Altman noted that imposing a yearly fee on asylum seekers for their pending applications punishes people for the U.S. government’s own backlogged system, which is out of the applicant’s control.

Other sections exclude lawfully present immigrants, such as refugees and those granted asylum, from benefits including Medicare, Medicaid and the supplemental nutrition assistance program (SNAP). Another provision excludes children from the Child Tax Credit if their parent lacks a Social Security number.

Praise and scorn

Altman, whose organization has closely tracked the immigration aspects of the funding bill, said people can look at the bill two ways: big picture — as a $150-billion infusion to supercharge what the Trump administration has already started — or surgically, as a series of policy changes that will not be easy to undo “and make an already corrupt system subject to even fewer safeguards and really go after people’s most basic needs.”

Bush-Joseph had a different view. She said the funding reinforces an outdated and inflexible immigration system without fundamentally changing it.

“That’s why there’s all this money going to the border even though there aren’t a lot of people coming now,” she said.
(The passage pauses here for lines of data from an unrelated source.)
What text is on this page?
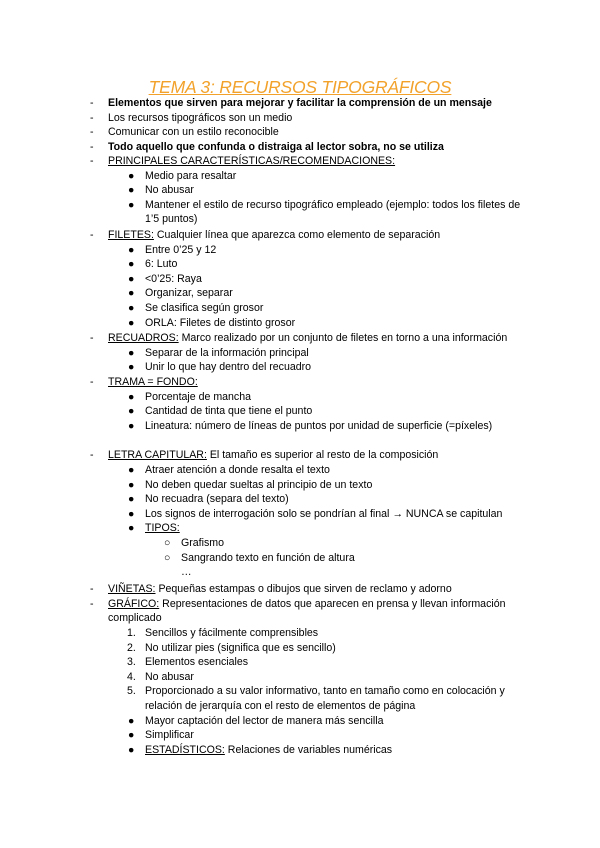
TEMA 3: RECURSOS TIPOGRÁFICOS
- Elementos que sirven para mejorar y facilitar la comprensión de un mensaje
- Los recursos tipográficos son un medio
- Comunicar con un estilo reconocible
- Todo aquello que confunda o distraiga al lector sobra, no se utiliza
- PRINCIPALES CARACTERÍSTICAS/RECOMENDACIONES:
● Medio para resaltar
● No abusar
● Mantener el estilo de recurso tipográfico empleado (ejemplo: todos los filetes de
1’5 puntos)
- FILETES: Cualquier línea que aparezca como elemento de separación
● Entre 0’25 y 12
● 6: Luto
● <0’25: Raya
● Organizar, separar
● Se clasifica según grosor
● ORLA: Filetes de distinto grosor
- RECUADROS: Marco realizado por un conjunto de filetes en torno a una información
● Separar de la información principal
● Unir lo que hay dentro del recuadro
- TRAMA = FONDO:
● Porcentaje de mancha
● Cantidad de tinta que tiene el punto
● Lineatura: número de líneas de puntos por unidad de superficie (=píxeles)
- LETRA CAPITULAR: El tamaño es superior al resto de la composición
● Atraer atención a donde resalta el texto
● No deben quedar sueltas al principio de un texto
● No recuadra (separa del texto)
● Los signos de interrogación solo se pondrían al final → NUNCA se capitulan
● TIPOS:
○ Grafismo
○ Sangrando texto en función de altura
…
- VIÑETAS: Pequeñas estampas o dibujos que sirven de reclamo y adorno
- GRÁFICO: Representaciones de datos que aparecen en prensa y llevan información
complicado
1. Sencillos y fácilmente comprensibles
2. No utilizar pies (significa que es sencillo)
3. Elementos esenciales
4. No abusar
5. Proporcionado a su valor informativo, tanto en tamaño como en colocación y
relación de jerarquía con el resto de elementos de página
● Mayor captación del lector de manera más sencilla
● Simplificar
● ESTADÍSTICOS: Relaciones de variables numéricas
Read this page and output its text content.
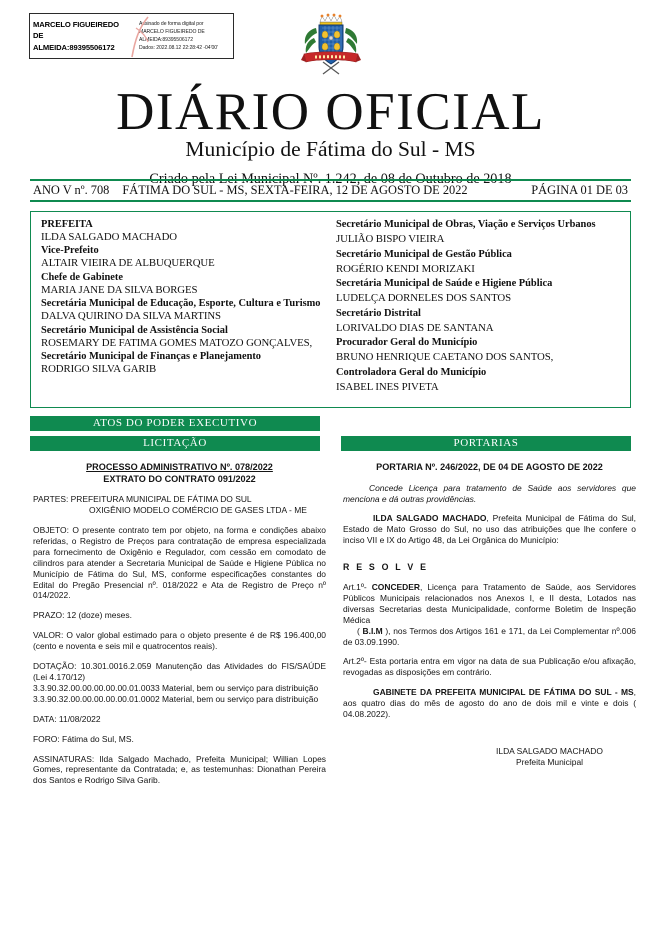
MARCELO FIGUEIREDO
DE
ALMEIDA:89395506172
Assinado de forma digital por
MARCELO FIGUEIREDO DE
ALMEIDA:89395506172
Dados: 2022.08.12 22:28:42 -04'00'
DIÁRIO OFICIAL
Município de Fátima do Sul - MS
Criado pela Lei Municipal Nº. 1.242, de 08 de Outubro de 2018
ANO V nº. 708	FÁTIMA DO SUL - MS, SEXTA-FEIRA, 12 DE AGOSTO DE 2022	PÁGINA 01 DE 03
PREFEITA
ILDA SALGADO MACHADO
Vice-Prefeito
ALTAIR VIEIRA DE ALBUQUERQUE
Chefe de Gabinete
MARIA JANE DA SILVA BORGES
Secretária Municipal de Educação, Esporte, Cultura e Turismo
DALVA QUIRINO DA SILVA MARTINS
Secretário Municipal de Assistência Social
ROSEMARY DE FATIMA GOMES MATOZO GONÇALVES,
Secretário Municipal de Finanças e Planejamento
RODRIGO SILVA GARIB
Secretário Municipal de Obras, Viação e Serviços Urbanos
JULIÃO BISPO VIEIRA
Secretário Municipal de Gestão Pública
ROGÉRIO KENDI MORIZAKI
Secretária Municipal de Saúde e Higiene Pública
LUDELÇA DORNELES DOS SANTOS
Secretário Distrital
LORIVALDO DIAS DE SANTANA
Procurador Geral do Município
BRUNO HENRIQUE CAETANO DOS SANTOS,
Controladora Geral do Município
ISABEL INES PIVETA
ATOS DO PODER EXECUTIVO
LICITAÇÃO	PORTARIAS
PROCESSO ADMINISTRATIVO Nº. 078/2022
EXTRATO DO CONTRATO 091/2022
PARTES: PREFEITURA MUNICIPAL DE FÁTIMA DO SUL
OXIGÊNIO MODELO COMÉRCIO DE GASES LTDA - ME
OBJETO: O presente contrato tem por objeto, na forma e condições abaixo referidas, o Registro de Preços para contratação de empresa especializada para fornecimento de Oxigênio e Regulador, com cessão em comodato de cilindros para atender a Secretaria Municipal de Saúde e Higiene Pública no Município de Fátima do Sul, MS, conforme especificações constantes do Edital do Pregão Presencial nº. 018/2022 e Ata de Registro de Preço nº 014/2022.
PRAZO: 12 (doze) meses.
VALOR: O valor global estimado para o objeto presente é de R$ 196.400,00 (cento e noventa e seis mil e quatrocentos reais).
DOTAÇÃO: 10.301.0016.2.059 Manutenção das Atividades do FIS/SAÚDE (Lei 4.170/12)
3.3.90.32.00.00.00.00.00.01.0033 Material, bem ou serviço para distribuição
3.3.90.32.00.00.00.00.00.01.0002 Material, bem ou serviço para distribuição
DATA: 11/08/2022
FORO: Fátima do Sul, MS.
ASSINATURAS: Ilda Salgado Machado, Prefeita Municipal; Willian Lopes Gomes, representante da Contratada; e, as testemunhas: Dionathan Pereira dos Santos e Rodrigo Silva Garib.
PORTARIA Nº. 246/2022, DE 04 DE AGOSTO DE 2022
Concede Licença para tratamento de Saúde aos servidores que menciona e dá outras providências.
ILDA SALGADO MACHADO, Prefeita Municipal de Fátima do Sul, Estado de Mato Grosso do Sul, no uso das atribuições que lhe confere o inciso VII e IX do Artigo 48, da Lei Orgânica do Município:
R E S O L V E
Art.1º- CONCEDER, Licença para Tratamento de Saúde, aos Servidores Públicos Municipais relacionados nos Anexos I, e II desta, Lotados nas diversas Secretarias desta Municipalidade, conforme Boletim de Inspeção Médica
( B.I.M ), nos Termos dos Artigos 161 e 171, da Lei Complementar nº.006 de 03.09.1990.
Art.2º- Esta portaria entra em vigor na data de sua Publicação e/ou afixação, revogadas as disposições em contrário.
GABINETE DA PREFEITA MUNICIPAL DE FÁTIMA DO SUL - MS, aos quatro dias do mês de agosto do ano de dois mil e vinte e dois ( 04.08.2022).
ILDA SALGADO MACHADO
Prefeita Municipal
Money alone won’t change things overnight, said Bush-Joseph. It takes time to hire people and to open detention facilities. Immigration judges will still have a massive backlog of cases. And getting foreign countries to agree to accept more deportees is tricky.

“Arresting and detaining people with private contractors doesn’t get you to an agreement from El Salvador to take five more planes per week,” she said.

During a White House event June 26, Trump urged Congress to pass the bill quickly, saying it “will be the single most important piece of border legislation to ever come across the floor of Congress.”

Sen. Rand Paul (R-Ky.), one of three senators who voted against the bill Tuesday, had called it “reckless spending,” writing on X: “I’m all for hiring new people to help secure our borders, but we don’t need it to the extent that’s in this bill, especially when our border is largely contained.”

Across the political aisle, Democrats including California Sen. Alex Padilla have slammed the bill, saying the immigration-related funding increases amount to a substantial policy change.

“You would think that maybe just for a moment, Republicans would take this reconciliation process as an opportunity to do what they said before they wanted to do and modernize our nation’s immigration system,” Padilla said last month. “But they’re not.”